I am following the Trainer example to fine-tune a Bert model on my data for text classification, using the pre-trained tokenizer (bert-base-uncased).
In all examples I have found, the input texts are either single sentences or lists of sentences. However, my data is one string per document, comprising multiple sentences. When I inspect the tokenizer output, there are no [SEP] tokens put in between the sentences, e.g.:
And this is an example result of the tokenization:
tokenizer.decode(train_dataset[0]["input_ids"])
[CLS] this is the first sentence . this is the second sentence. [SEP]
Given the special tokens in the beginning and the end, and that the output is lower-cased, I see that the input has been tokenized as expected. However, I was expecting to see a [SEP] between each sentence, as is the case when the input comprises a list of sentences.
What is the recommended approach? Should I split the input documents into sentences, and run the tokenizer on each of them?

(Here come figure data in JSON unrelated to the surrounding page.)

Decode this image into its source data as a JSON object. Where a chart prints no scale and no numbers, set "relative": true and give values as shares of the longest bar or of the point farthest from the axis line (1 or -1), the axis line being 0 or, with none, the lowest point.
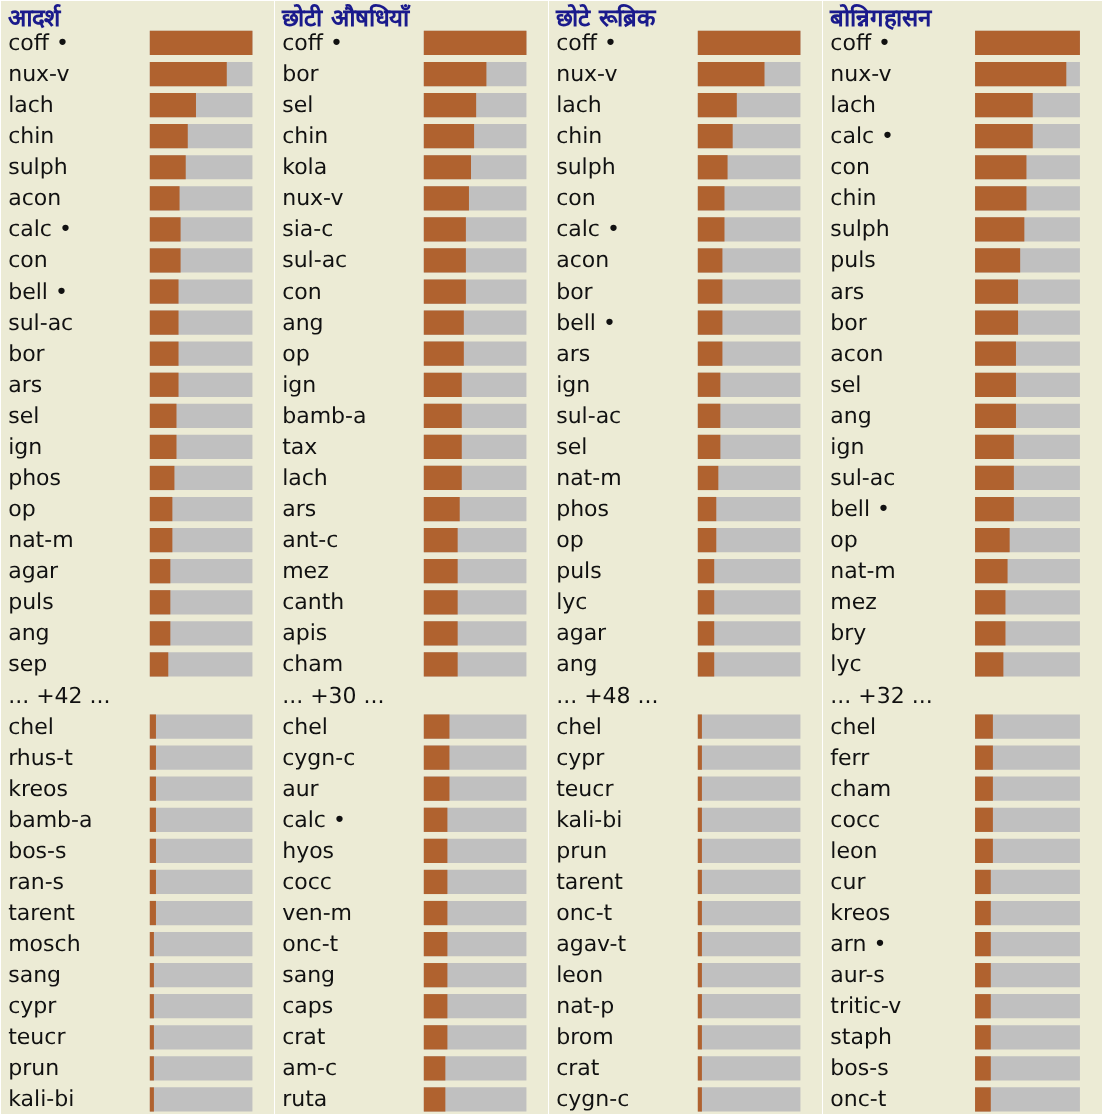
{
  "chart_data": [
    {
      "type": "bar",
      "orientation": "horizontal",
      "relative": true,
      "title": "आदर्श",
      "color": "#b0622f",
      "categories": [
        "coff •",
        "nux-v",
        "lach",
        "chin",
        "sulph",
        "acon",
        "calc •",
        "con",
        "bell •",
        "sul-ac",
        "bor",
        "ars",
        "sel",
        "ign",
        "phos",
        "op",
        "nat-m",
        "agar",
        "puls",
        "ang",
        "sep",
        "... +42 ...",
        "chel",
        "rhus-t",
        "kreos",
        "bamb-a",
        "bos-s",
        "ran-s",
        "tarent",
        "mosch",
        "sang",
        "cypr",
        "teucr",
        "prun",
        "kali-bi"
      ],
      "values": [
        1,
        0.75,
        0.45,
        0.37,
        0.35,
        0.29,
        0.3,
        0.3,
        0.28,
        0.28,
        0.28,
        0.28,
        0.26,
        0.26,
        0.24,
        0.22,
        0.22,
        0.2,
        0.2,
        0.2,
        0.18,
        null,
        0.06,
        0.06,
        0.06,
        0.06,
        0.06,
        0.06,
        0.06,
        0.04,
        0.04,
        0.04,
        0.04,
        0.04,
        0.04
      ]
    },
    {
      "type": "bar",
      "orientation": "horizontal",
      "relative": true,
      "title": "छोटी औषधियाँ",
      "color": "#b0622f",
      "categories": [
        "coff •",
        "bor",
        "sel",
        "chin",
        "kola",
        "nux-v",
        "sia-c",
        "sul-ac",
        "con",
        "ang",
        "op",
        "ign",
        "bamb-a",
        "tax",
        "lach",
        "ars",
        "ant-c",
        "mez",
        "canth",
        "apis",
        "cham",
        "... +30 ...",
        "chel",
        "cygn-c",
        "aur",
        "calc •",
        "hyos",
        "cocc",
        "ven-m",
        "onc-t",
        "sang",
        "caps",
        "crat",
        "am-c",
        "ruta"
      ],
      "values": [
        1,
        0.61,
        0.51,
        0.49,
        0.46,
        0.44,
        0.41,
        0.41,
        0.41,
        0.39,
        0.39,
        0.37,
        0.37,
        0.37,
        0.37,
        0.35,
        0.33,
        0.33,
        0.33,
        0.33,
        0.33,
        null,
        0.25,
        0.25,
        0.25,
        0.23,
        0.23,
        0.23,
        0.23,
        0.23,
        0.23,
        0.23,
        0.23,
        0.21,
        0.21
      ]
    },
    {
      "type": "bar",
      "orientation": "horizontal",
      "relative": true,
      "title": "छोटे रूब्रिक",
      "color": "#b0622f",
      "categories": [
        "coff •",
        "nux-v",
        "lach",
        "chin",
        "sulph",
        "con",
        "calc •",
        "acon",
        "bor",
        "bell •",
        "ars",
        "ign",
        "sul-ac",
        "sel",
        "nat-m",
        "phos",
        "op",
        "puls",
        "lyc",
        "agar",
        "ang",
        "... +48 ...",
        "chel",
        "cypr",
        "teucr",
        "kali-bi",
        "prun",
        "tarent",
        "onc-t",
        "agav-t",
        "leon",
        "nat-p",
        "brom",
        "crat",
        "cygn-c"
      ],
      "values": [
        1,
        0.65,
        0.38,
        0.34,
        0.29,
        0.26,
        0.26,
        0.24,
        0.24,
        0.24,
        0.24,
        0.22,
        0.22,
        0.22,
        0.2,
        0.18,
        0.18,
        0.16,
        0.16,
        0.16,
        0.16,
        null,
        0.04,
        0.04,
        0.04,
        0.04,
        0.04,
        0.04,
        0.04,
        0.04,
        0.04,
        0.04,
        0.04,
        0.04,
        0.04
      ]
    },
    {
      "type": "bar",
      "orientation": "horizontal",
      "relative": true,
      "title": "बोन्निगहासन",
      "color": "#b0622f",
      "categories": [
        "coff •",
        "nux-v",
        "lach",
        "calc •",
        "con",
        "chin",
        "sulph",
        "puls",
        "ars",
        "bor",
        "acon",
        "sel",
        "ang",
        "ign",
        "sul-ac",
        "bell •",
        "op",
        "nat-m",
        "mez",
        "bry",
        "lyc",
        "... +32 ...",
        "chel",
        "ferr",
        "cham",
        "cocc",
        "leon",
        "cur",
        "kreos",
        "arn •",
        "aur-s",
        "tritic-v",
        "staph",
        "bos-s",
        "onc-t"
      ],
      "values": [
        1,
        0.87,
        0.55,
        0.55,
        0.49,
        0.49,
        0.47,
        0.43,
        0.41,
        0.41,
        0.39,
        0.39,
        0.39,
        0.37,
        0.37,
        0.37,
        0.33,
        0.31,
        0.29,
        0.29,
        0.27,
        null,
        0.17,
        0.17,
        0.17,
        0.17,
        0.17,
        0.15,
        0.15,
        0.15,
        0.15,
        0.15,
        0.15,
        0.15,
        0.15
      ]
    }
  ]
}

Or does the Transformer model handle the continuous stream of sentences?
I have seen posts like this:
And:
However, it is not clear to me if this applied for a standard pipeline.
hey @carschno, how long are your documents (on average) and what kind of performance do you get with the current approach (i.e. tokenizing + truncating the whole document)?
if performance is a problem then since you’re doing text classification, you could try chunking each document into smaller passages with a sliding window (see this tutorial for details on how that’s done), and then aggregate the [CLS] representations for each window in a manner similar to this paper.
it’s not the most memory efficient strategy, but if your documents are not super long it might be a viable alternative to simple truncation
Hi @lewtun ,
Thanks for the suggestion, I think the sliding window approach looks very promising indeed.
My documents are body texts from scraped web pages, so the length varies widely, from a few tokens till very long texts.
Current performance of the fine-tuned classifier is around 0.8-0.9 accuracy (2 classes). I’ll have to look deeper into whether this is good enough for my application, and do more data analysis.
Anyway for clarification: i understand the tokenizer behavior I described above is expected and the Bert model is supposed to handle input texts with multiple sentences in a single string well, right?
Yes you’re totally right . From the tokenizer’s perspective, it doesn’t matter if the input string is composed of one or more sentences - it will split it into words/subwords according to the underlying tokenization algorithm (WordPiece in BERT’s case). In case you want to see the tokens directly, you can use the tokenizer’s convert_ids_to_tokens function on the input_ids returned by the tokenizer
they’re similar, but convert_ids_to_tokens let’s you see the subwords, e.g.:
tokenizer = AutoTokenizer.from_pretrained("distilbert-base-uncased")
txt = "The Higgs field gives mass to subatomic particles"
txt_enc = tokenizer(txt)
tokenizer.convert_ids_to_tokens(txt_enc.input_ids) # returns ['[CLS]', 'the', 'hi', '##ggs', 'field', 'gives', 'mass', 'to', 'sub', '##ato', '##mic', 'particles', '[SEP]']
tok.decode(txt_enc.input_ids) # returns "[CLS] the higgs field gives mass to subatomic particles [SEP]"
the decode method combines the subwords to produce a single string and adds the special tokens as in your example. i find both method quite handy for debugging!
From the tokenizer’s perspective, it doesn’t matter if the input string is composed of one or more sentences - it will split it into words/subwords according to the underlying tokenization algorithm (WordPiece in BERT’s case).
Am I correct that if I have data that doesn’t exceed max_seq_length but each observation consists of 2 or more sentences, establishing the sentence separation isn’t necessary (BERT, DistilBERT)? I guess I’m confused about add_special_tokens=True option in case if sentence separation doesn’t matter.